Katai struct awkward runtime¶
This is a runtime for the Kaitai Struct compiler that generates code for the Awkward Array library.
Kaitai Struct is a declarative language used to describe binary data structures, and the Kaitai Struct compiler generates code in various languages to parse these structures. This project generates C++ code which reads the input data into Awkward Arrays, leveraging the flexibility and performance of the Awkward Array library.
Installation¶
This installation procedure if for users only, see below for development instructions.
This has been currently tested only on Ubuntu both natively and under the Windows Subsystem for Linux on Windows Server 2022.
It is also possible to run the install and example execution on Google Colab, click on the Open in Colab badge above.

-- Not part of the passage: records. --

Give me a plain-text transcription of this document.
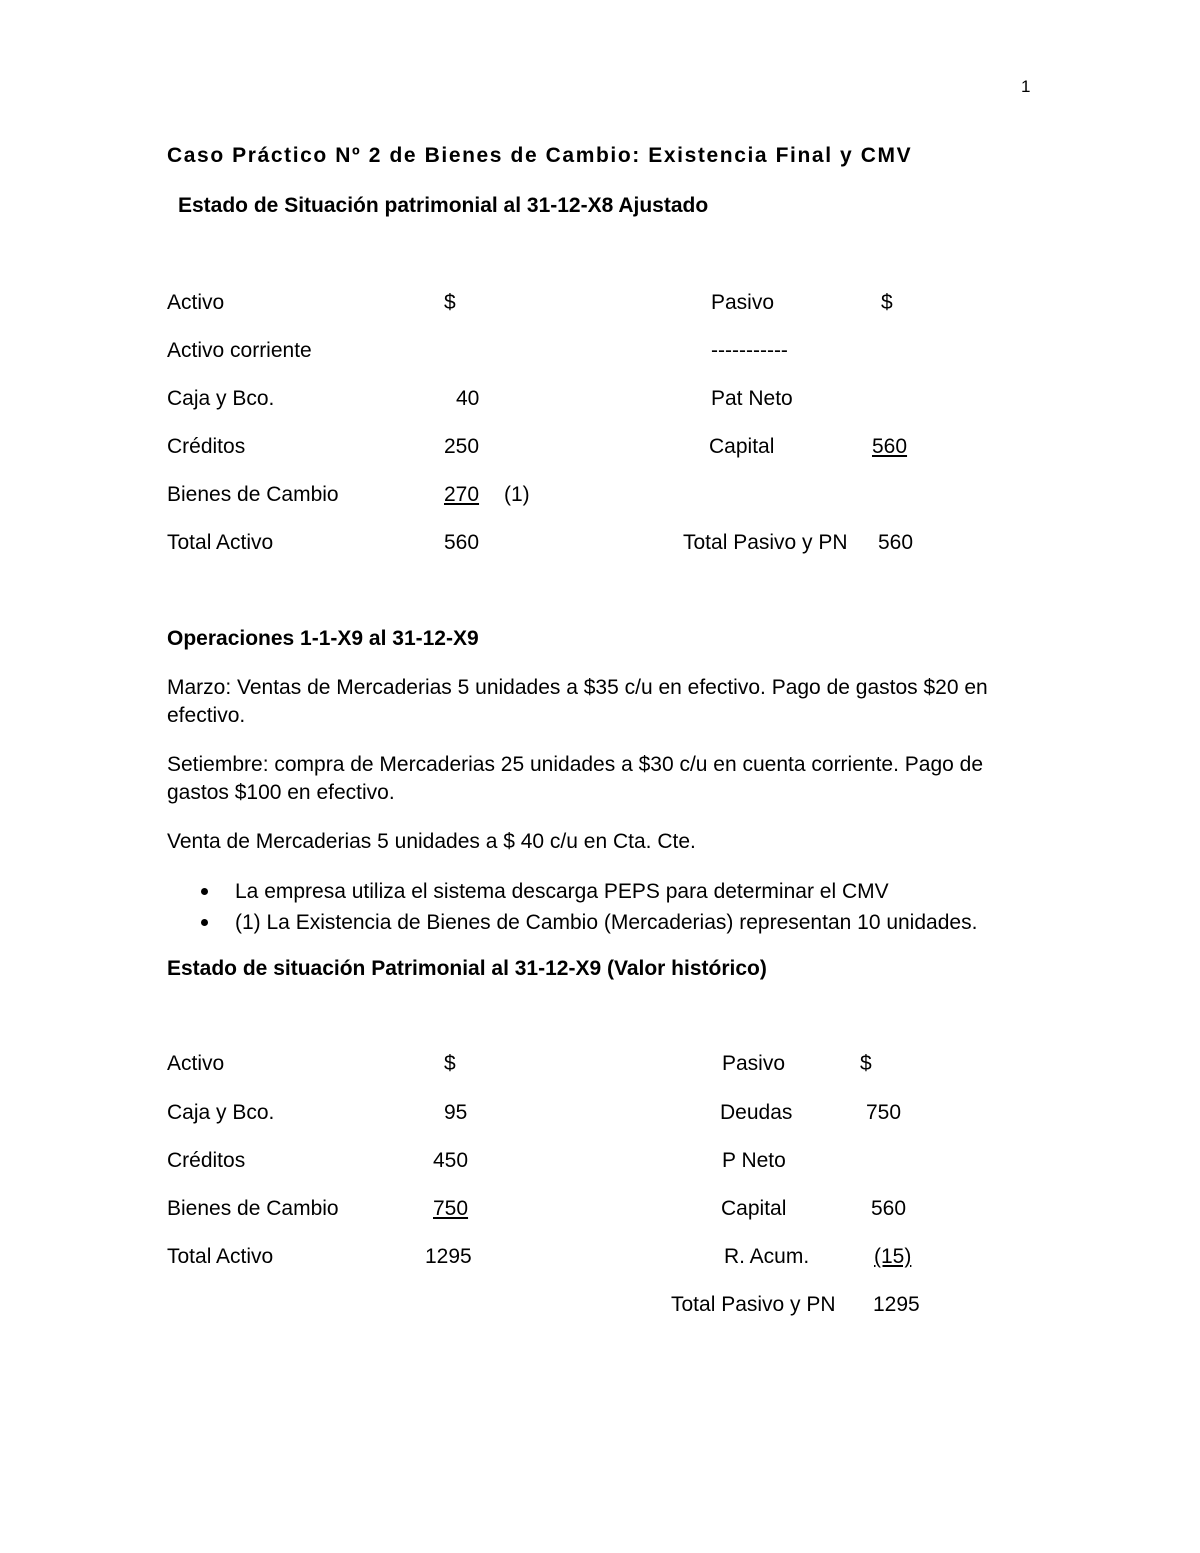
1
Caso Práctico Nº 2 de Bienes de Cambio: Existencia Final y CMV
Estado de Situación patrimonial al 31-12-X8 Ajustado
Activo	$	Pasivo	$
Activo corriente	-----------
Caja y Bco.	40	Pat Neto
Créditos	250	Capital	560
Bienes de Cambio	270	(1)
Total Activo	560	Total Pasivo y PN 560
Operaciones 1-1-X9 al 31-12-X9
Marzo: Ventas de Mercaderias 5 unidades a $35 c/u en efectivo. Pago de gastos $20 en efectivo.
Setiembre: compra de Mercaderias 25 unidades a $30 c/u en cuenta corriente. Pago de gastos $100 en efectivo.
Venta de Mercaderias 5 unidades a $ 40 c/u en Cta. Cte.
La empresa utiliza el sistema descarga PEPS para determinar el CMV
(1) La Existencia de Bienes de Cambio (Mercaderias) representan 10 unidades.
Estado de situación Patrimonial al 31-12-X9 (Valor histórico)
Activo	$	Pasivo	$
Caja y Bco.	95	Deudas	750
Créditos	450	P Neto
Bienes de Cambio	750	Capital	560
Total Activo	1295	R. Acum.	(15)
Total Pasivo y PN 1295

Install the Kaitai compiler¶
See the Kaitai docs, at the moment:
!curl -LO https://github.com/kaitai-io/kaitai_struct_compiler/releases/download/0.10/kaitai-struct-compiler_0.10_all.deb
!sudo apt install ./kaitai-struct-compiler_0.10_all.deb
This will install Java if not already installed.

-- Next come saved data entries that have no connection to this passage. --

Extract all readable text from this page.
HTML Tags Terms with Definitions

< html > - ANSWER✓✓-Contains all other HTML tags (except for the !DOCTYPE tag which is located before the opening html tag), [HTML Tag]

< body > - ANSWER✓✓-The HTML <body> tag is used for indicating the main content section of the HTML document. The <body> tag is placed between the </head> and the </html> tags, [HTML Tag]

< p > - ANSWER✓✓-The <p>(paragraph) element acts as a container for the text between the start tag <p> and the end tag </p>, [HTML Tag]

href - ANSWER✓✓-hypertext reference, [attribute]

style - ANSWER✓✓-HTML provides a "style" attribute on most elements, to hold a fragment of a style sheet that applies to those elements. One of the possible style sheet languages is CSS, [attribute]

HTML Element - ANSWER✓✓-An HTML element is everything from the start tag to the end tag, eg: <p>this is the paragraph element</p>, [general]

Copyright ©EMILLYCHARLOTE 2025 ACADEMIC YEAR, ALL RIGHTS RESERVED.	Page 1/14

Install the custom version of the compiler¶
On Github, go to the releases page, download the latest jar
file and overwrite the official Kaitai compiler:
!wget https://github.com/det-lab/kaitai_struct_awkward_runtime/releases/download/0.2.0/io.kaitai.kaitai-struct-compiler-0.10.jar
!sudo cp io.kaitai.kaitai-struct-compiler-0.10.jar /usr/share/kaitai-struct-compiler/lib/io.kaitai.kaitai-struct-compiler-0.10.jar
You can restore the original compiler by reinstalling the official package:
sudo apt install --reinstall ./kaitai-struct-compiler_0.10_all.deb
Install requirements for compiling¶
In barebone Ubuntu systems, like the default installed in the Windows Subsystem for Linux, you may need to install the following packages:
!sudo apt-get install build-essential cmake
Install the runtime¶
Generally it is useful to install the runtime in a virtual environment (alternatively conda
or uv
):
python3 -m venv venv
source venv/bin/activate
Then install the runtime:
%pip install awkward-kaitai
Usage¶
First we need a test schema and a test file, for example we can take animal.ksy
and animal.raw
from the Kaitai Awkward Struct examples
!wget https://github.com/det-lab/kaitai_struct_awkward_runtime/raw/refs/heads/main/example_data/schemas/animal.ksy
!wget https://github.com/det-lab/kaitai_struct_awkward_runtime/raw/refs/heads/main/example_data/data/animal.raw
Then we first compile the schema into C++ sources:
!ksc -t awkward animal.ksy
This will generate a animal.cpp
file that we can compile into a shared library:
!awkward-kaitai-build -b build animal.cpp
This will generate a libanimal.so
file that we can use to read the data, in WSL, the shared library is located in ./build/build/libanimal.so
:
import awkward_kaitai
from pprint import pprint
animal = awkward_kaitai.Reader("./libanimal.so")
# WSL
# animal = awkward_kaitai.Reader(".build/build/libanimal.so")
awkward_array = animal.load("animal.raw")
pprint(awkward_array.to_list())
This will print the content of the animal.raw
file:
[{'animalA__Zentry': [{'animal_entryA__Zage': 5,
'animal_entryA__Zspecies': 'cat',
'animal_entryA__Zstr_len': 3,
'animal_entryA__Zweight': 12},
{'animal_entryA__Zage': 3,
'animal_entryA__Zspecies': 'dog',
'animal_entryA__Zstr_len': 3,
'animal_entryA__Zweight': 43},
{'animal_entryA__Zage': 10,
'animal_entryA__Zspecies': 'turtle',
'animal_entryA__Zstr_len': 6,
'animal_entryA__Zweight': 5}]}]
Development¶
Related Papers and Talks¶
- Describe Data to get Science-Data-Ready Tooling: Awkward as a Target for Kaitai Struct YAML, Advanced Computing and Analysis Techniques for Physics Research Workshop 2024, New York, US.
- Awkward Target for Kaitai Struct, PyHEP Users Workshop 2023.